February 22, 2009

MOVIES: Oscar catch-up

Yes, I've been a very bad blogger, and haven't kept up with posting about all of the movies I've seen this month. So, before, the Oscars show begins, a quick catch-up post about some of the nominees.

I didn't care for The Curious Case of Benjamin Button. I admired the technical accomplishments immensely, but was rarely emotionally engaged by the movie. Two exceptions: the scenes with Pitt and Tilda Swinton in that Russian hotel kitchen, and the meditation on coincidence leading up to Daisy's accident. And that shot of Pitt on the sailboat is the most stunning and iconic image of male beauty I've ever seen.

I was struck by the fact that the movie only allows Benjamin and Daisy to be happily united as a couple for that brief period when both are physically young and beautiful. As long as Benjamin still looks old, one or the other offers an excuse to keep them apart; once Daisy ages into her mid-40s, Benjamin's gone like a shot (and given a conveniently altruistic-sounding excuse for his departure).

I enjoyed The Reader much more, and I hadn't expected to. My cynicism meter was on high alert going on -- Winslet and Fiennes in a Holocaust movie produced by Harvey Weinstein? This was so obviously an Important Oscar Movie that it couldn't possibly be any good. But the movie works, largely on the strength of fine performances from Winslet and David Kross (who was sadly neglected during awards season).
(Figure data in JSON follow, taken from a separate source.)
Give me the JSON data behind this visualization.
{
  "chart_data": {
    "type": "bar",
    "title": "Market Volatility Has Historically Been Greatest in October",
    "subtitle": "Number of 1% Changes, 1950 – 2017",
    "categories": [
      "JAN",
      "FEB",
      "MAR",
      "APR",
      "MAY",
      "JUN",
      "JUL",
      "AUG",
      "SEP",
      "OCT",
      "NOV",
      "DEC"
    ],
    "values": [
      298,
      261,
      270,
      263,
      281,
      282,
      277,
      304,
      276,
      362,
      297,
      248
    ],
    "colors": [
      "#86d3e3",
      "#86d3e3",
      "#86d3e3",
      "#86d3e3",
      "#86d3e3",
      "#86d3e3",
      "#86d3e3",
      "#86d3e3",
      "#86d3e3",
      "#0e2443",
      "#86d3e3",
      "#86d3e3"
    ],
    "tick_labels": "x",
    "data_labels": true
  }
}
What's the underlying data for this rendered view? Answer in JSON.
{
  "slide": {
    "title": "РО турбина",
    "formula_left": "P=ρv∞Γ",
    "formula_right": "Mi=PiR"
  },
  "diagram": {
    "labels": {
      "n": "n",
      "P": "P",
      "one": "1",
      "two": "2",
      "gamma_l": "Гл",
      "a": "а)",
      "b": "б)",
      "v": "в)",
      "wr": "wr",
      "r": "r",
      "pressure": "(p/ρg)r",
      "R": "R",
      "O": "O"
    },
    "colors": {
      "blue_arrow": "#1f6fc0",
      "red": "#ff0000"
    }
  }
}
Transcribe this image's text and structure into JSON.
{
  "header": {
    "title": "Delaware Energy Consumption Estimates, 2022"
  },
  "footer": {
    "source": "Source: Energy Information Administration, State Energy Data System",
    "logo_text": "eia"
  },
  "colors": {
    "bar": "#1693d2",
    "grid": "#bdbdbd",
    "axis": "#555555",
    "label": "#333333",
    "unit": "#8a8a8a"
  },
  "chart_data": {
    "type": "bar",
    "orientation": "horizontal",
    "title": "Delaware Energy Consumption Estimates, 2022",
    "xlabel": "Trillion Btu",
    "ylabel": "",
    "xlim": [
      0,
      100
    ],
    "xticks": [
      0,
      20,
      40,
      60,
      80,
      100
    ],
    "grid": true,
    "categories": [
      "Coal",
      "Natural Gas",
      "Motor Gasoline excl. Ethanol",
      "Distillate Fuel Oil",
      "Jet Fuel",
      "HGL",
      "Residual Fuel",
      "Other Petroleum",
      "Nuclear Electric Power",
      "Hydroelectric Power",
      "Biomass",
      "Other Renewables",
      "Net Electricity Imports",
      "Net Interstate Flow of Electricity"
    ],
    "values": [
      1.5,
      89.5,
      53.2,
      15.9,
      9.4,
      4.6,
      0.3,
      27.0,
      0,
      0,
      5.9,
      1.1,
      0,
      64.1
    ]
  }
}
And the makeup -- good old-fashioned makeup -- that's used to age Winslet's character 30 years is far more convincing than all of the high-tech digital wizardry that's inflicted on Brad Pitt in Button.

And thanks to iTunes, I've seen 9 of the 10 nominated short films. The live-action shorts aren't a particularly strong field, but I did very much like "The Pig," which finds an interesting frame for its story of religious values in conflict. I'd bet on "Toyland" to win, though; it's set in WWII-era Germany, and "Toyland" is the answer of a young single mother to her son when he asks where all of his Jewish friends are disappearing to.

The animated films I've seen ("La Maison en Petits Cubes" isn't available for online viewing anywhere that I can find) are a very strong field. Even the slightest of the group, "Oktapodi," is an amusing bit of CGI about octopuses in love. "This Way Up" is the very British story of one coffin's difficult journey to a funeral; "Presto" is the rabbit-vs-magician short that played in theaters with WALL-E.

Best of the field, though, is "Lavatory/Lovestory," in which a men's room attendant finds her humdrum life interrupted by the unexpected possibility of romance. The animation is very simple -- black and white pencil drawings (with occasional well-timed bursts of color) that reminded of children's author Syd Hoff -- but extraordinarily communicative.